How OpenTelemetry Works
Figure 2 describes the basic telemetry pipeline when an application calls into OpenTelemetry. The telemetry backend can be Jaeger, Prometheus, Zipkin, or any open-source backend.
Figure 2: Basic OpenTelemetry Delivery Pipeline. (Source: Based on OpenTelemetry: beyond getting started)
Figure 3, however, shows that OpenTelemetry has many extensibility points:
- Collectors can communicate with various backends via multiple out-of-process Exporters.
- The aggregation, batching, and processing in the Collector is configurable.
- The default in-process Exporter sends telemetry to the Collector, but that Exporter is easily replaced.
- Processing extensions, such as sampling, filtering, and enrichments, can be added via the SDK.
- The entire OpenTelemetry SDK can be replaced with an alternative implementation.

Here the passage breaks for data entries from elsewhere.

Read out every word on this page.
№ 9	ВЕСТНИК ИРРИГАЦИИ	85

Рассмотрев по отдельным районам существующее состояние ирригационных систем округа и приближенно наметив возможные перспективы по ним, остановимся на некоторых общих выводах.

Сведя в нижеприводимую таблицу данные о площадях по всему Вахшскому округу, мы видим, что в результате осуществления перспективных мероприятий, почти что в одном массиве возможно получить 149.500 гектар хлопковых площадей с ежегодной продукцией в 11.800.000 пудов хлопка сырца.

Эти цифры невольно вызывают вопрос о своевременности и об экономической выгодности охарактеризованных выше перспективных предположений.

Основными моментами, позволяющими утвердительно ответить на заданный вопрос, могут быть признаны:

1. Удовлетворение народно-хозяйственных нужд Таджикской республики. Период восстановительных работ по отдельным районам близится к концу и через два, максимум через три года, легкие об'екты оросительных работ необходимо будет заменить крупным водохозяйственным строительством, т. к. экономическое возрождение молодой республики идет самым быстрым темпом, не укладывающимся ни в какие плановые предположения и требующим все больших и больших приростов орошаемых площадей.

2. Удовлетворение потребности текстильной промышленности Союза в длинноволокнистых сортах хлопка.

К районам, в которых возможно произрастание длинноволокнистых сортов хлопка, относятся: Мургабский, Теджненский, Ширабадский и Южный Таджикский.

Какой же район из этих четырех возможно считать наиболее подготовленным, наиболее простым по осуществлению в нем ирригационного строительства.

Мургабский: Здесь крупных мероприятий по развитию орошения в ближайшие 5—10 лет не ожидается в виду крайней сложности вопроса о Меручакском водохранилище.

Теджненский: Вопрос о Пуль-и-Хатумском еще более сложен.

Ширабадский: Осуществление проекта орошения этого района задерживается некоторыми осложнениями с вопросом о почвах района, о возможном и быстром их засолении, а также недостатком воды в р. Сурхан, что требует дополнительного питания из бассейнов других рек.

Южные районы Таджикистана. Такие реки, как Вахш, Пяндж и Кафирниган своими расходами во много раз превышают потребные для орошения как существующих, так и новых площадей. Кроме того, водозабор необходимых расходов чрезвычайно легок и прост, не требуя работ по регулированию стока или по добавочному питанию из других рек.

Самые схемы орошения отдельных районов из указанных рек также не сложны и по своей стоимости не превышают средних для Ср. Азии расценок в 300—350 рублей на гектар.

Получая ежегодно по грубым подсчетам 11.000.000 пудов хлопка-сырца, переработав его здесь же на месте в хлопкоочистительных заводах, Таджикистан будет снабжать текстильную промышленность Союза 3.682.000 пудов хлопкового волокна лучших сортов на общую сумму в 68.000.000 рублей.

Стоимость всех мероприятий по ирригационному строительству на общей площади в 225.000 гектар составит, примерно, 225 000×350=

Figure 3: OpenTelemetry Layers and Extensibility Points. (Source: OpenTelemetry: beyond getting started)
We highly recommend that you read “OpenTelemetry: beyond getting started” in order to understand in more depth how OpenTelemetry and its extension points address real-life application monitoring scenarios such as:
- Monitoring long-running tasks by starting a new Span using Tracer APIs
- Filtering out synthetic traffic using a custom Sampler
- Adding custom attributes such as productID or login status to automatically track Spans, making it easier to query telemetry data
- Defining global attributes, such as environment name or app name and version, in order to segment all telemetry data using resource APIs
Jump On the OpenTelemetry Bandwagon
According to the OpenTelemetry website, their current goal is to provide a generally available, production-quality release in the second half of this year. Figure 4 shows the progress of the various SIGs, all of which are still in the alpha stage as of the publication of this article. Note that the Collector project refers to the OpenCensus Service Collector described above, which is being modified to run with OpenTelemetry.
Figure 4: Current Status of OpenTelemetry Language SDKs. (Source: OpenTelemetry website)

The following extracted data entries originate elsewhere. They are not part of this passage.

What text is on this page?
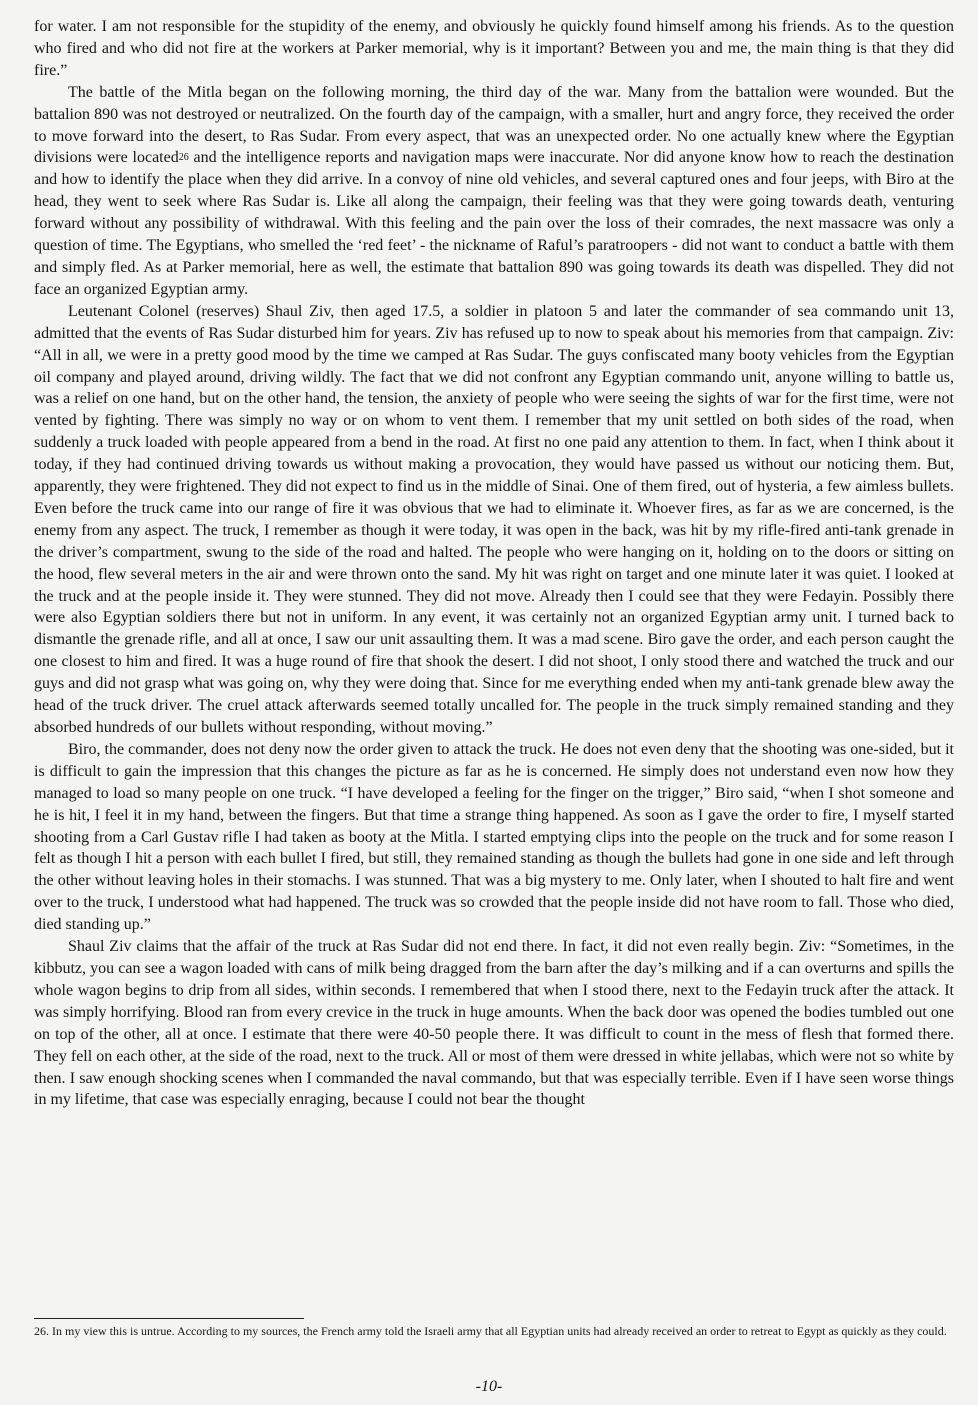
for water. I am not responsible for the stupidity of the enemy, and obviously he quickly found himself among his friends. As to the question who fired and who did not fire at the workers at Parker memorial, why is it important? Between you and me, the main thing is that they did fire.”

The battle of the Mitla began on the following morning, the third day of the war. Many from the battalion were wounded. But the battalion 890 was not destroyed or neutralized. On the fourth day of the campaign, with a smaller, hurt and angry force, they received the order to move forward into the desert, to Ras Sudar. From every aspect, that was an unexpected order. No one actually knew where the Egyptian divisions were located$^{26}$ and the intelligence reports and navigation maps were inaccurate. Nor did anyone know how to reach the destination and how to identify the place when they did arrive. In a convoy of nine old vehicles, and several captured ones and four jeeps, with Biro at the head, they went to seek where Ras Sudar is. Like all along the campaign, their feeling was that they were going towards death, venturing forward without any possibility of withdrawal. With this feeling and the pain over the loss of their comrades, the next massacre was only a question of time. The Egyptians, who smelled the ‘red feet’ - the nickname of Raful’s paratroopers - did not want to conduct a battle with them and simply fled. As at Parker memorial, here as well, the estimate that battalion 890 was going towards its death was dispelled. They did not face an organized Egyptian army.

Leutenant Colonel (reserves) Shaul Ziv, then aged 17.5, a soldier in platoon 5 and later the commander of sea commando unit 13, admitted that the events of Ras Sudar disturbed him for years. Ziv has refused up to now to speak about his memories from that campaign. Ziv: “All in all, we were in a pretty good mood by the time we camped at Ras Sudar. The guys confiscated many booty vehicles from the Egyptian oil company and played around, driving wildly. The fact that we did not confront any Egyptian commando unit, anyone willing to battle us, was a relief on one hand, but on the other hand, the tension, the anxiety of people who were seeing the sights of war for the first time, were not vented by fighting. There was simply no way or on whom to vent them. I remember that my unit settled on both sides of the road, when suddenly a truck loaded with people appeared from a bend in the road. At first no one paid any attention to them. In fact, when I think about it today, if they had continued driving towards us without making a provocation, they would have passed us without our noticing them. But, apparently, they were frightened. They did not expect to find us in the middle of Sinai. One of them fired, out of hysteria, a few aimless bullets. Even before the truck came into our range of fire it was obvious that we had to eliminate it. Whoever fires, as far as we are concerned, is the enemy from any aspect. The truck, I remember as though it were today, it was open in the back, was hit by my rifle-fired anti-tank grenade in the driver’s compartment, swung to the side of the road and halted. The people who were hanging on it, holding on to the doors or sitting on the hood, flew several meters in the air and were thrown onto the sand. My hit was right on target and one minute later it was quiet. I looked at the truck and at the people inside it. They were stunned. They did not move. Already then I could see that they were Fedayin. Possibly there were also Egyptian soldiers there but not in uniform. In any event, it was certainly not an organized Egyptian army unit. I turned back to dismantle the grenade rifle, and all at once, I saw our unit assaulting them. It was a mad scene. Biro gave the order, and each person caught the one closest to him and fired. It was a huge round of fire that shook the desert. I did not shoot, I only stood there and watched the truck and our guys and did not grasp what was going on, why they were doing that. Since for me everything ended when my anti-tank grenade blew away the head of the truck driver. The cruel attack afterwards seemed totally uncalled for. The people in the truck simply remained standing and they absorbed hundreds of our bullets without responding, without moving.”

Biro, the commander, does not deny now the order given to attack the truck. He does not even deny that the shooting was one-sided, but it is difficult to gain the impression that this changes the picture as far as he is concerned. He simply does not understand even now how they managed to load so many people on one truck. “I have developed a feeling for the finger on the trigger,” Biro said, “when I shot someone and he is hit, I feel it in my hand, between the fingers. But that time a strange thing happened. As soon as I gave the order to fire, I myself started shooting from a Carl Gustav rifle I had taken as booty at the Mitla. I started emptying clips into the people on the truck and for some reason I felt as though I hit a person with each bullet I fired, but still, they remained standing as though the bullets had gone in one side and left through the other without leaving holes in their stomachs. I was stunned. That was a big mystery to me. Only later, when I shouted to halt fire and went over to the truck, I understood what had happened. The truck was so crowded that the people inside did not have room to fall. Those who died, died standing up.”

Shaul Ziv claims that the affair of the truck at Ras Sudar did not end there. In fact, it did not even really begin. Ziv: “Sometimes, in the kibbutz, you can see a wagon loaded with cans of milk being dragged from the barn after the day’s milking and if a can overturns and spills the whole wagon begins to drip from all sides, within seconds. I remembered that when I stood there, next to the Fedayin truck after the attack. It was simply horrifying. Blood ran from every crevice in the truck in huge amounts. When the back door was opened the bodies tumbled out one on top of the other, all at once. I estimate that there were 40-50 people there. It was difficult to count in the mess of flesh that formed there. They fell on each other, at the side of the road, next to the truck. All or most of them were dressed in white jellabas, which were not so white by then. I saw enough shocking scenes when I commanded the naval commando, but that was especially terrible. Even if I have seen worse things in my lifetime, that case was especially enraging, because I could not bear the thought

26. In my view this is untrue. According to my sources, the French army told the Israeli army that all Egyptian units had already received an order to retreat to Egypt as quickly as they could.

-10-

In order to stay up to date on the progress of OpenTelemetry towards beta and general-availability releases, you should follow the OpenTelemetry website as well as the monthly blog posts for updates. In the January 2020 update, for example, there are up-to-the-minute SIG updates and an invitation to learn more about OpenTelemetry at the upcoming KubeCon EU conference in Amsterdam.
We at Thundra are closely watching the development of the OpenTelemetry project. Our serverless-native APM platform provides development, operations/SRE, security, and management teams with the end-to-end yet granular observability required to effectively troubleshoot and securely manage distributed applications across serverless architectures, containers, and virtual machines. Thundra’s novel distributed-application management approach dramatically simplifies the complex stack typically deployed to handle instrumentation, telemetry, observability, and remediation.
Currently, Thundra uses the OpenTracing API to implement instrumentation, and all Thundra tracing agents are OpenTracing-compatible. We are excited about the extended telemetry and observability integrations that OpenTelemetry promises to bring to us and our customers.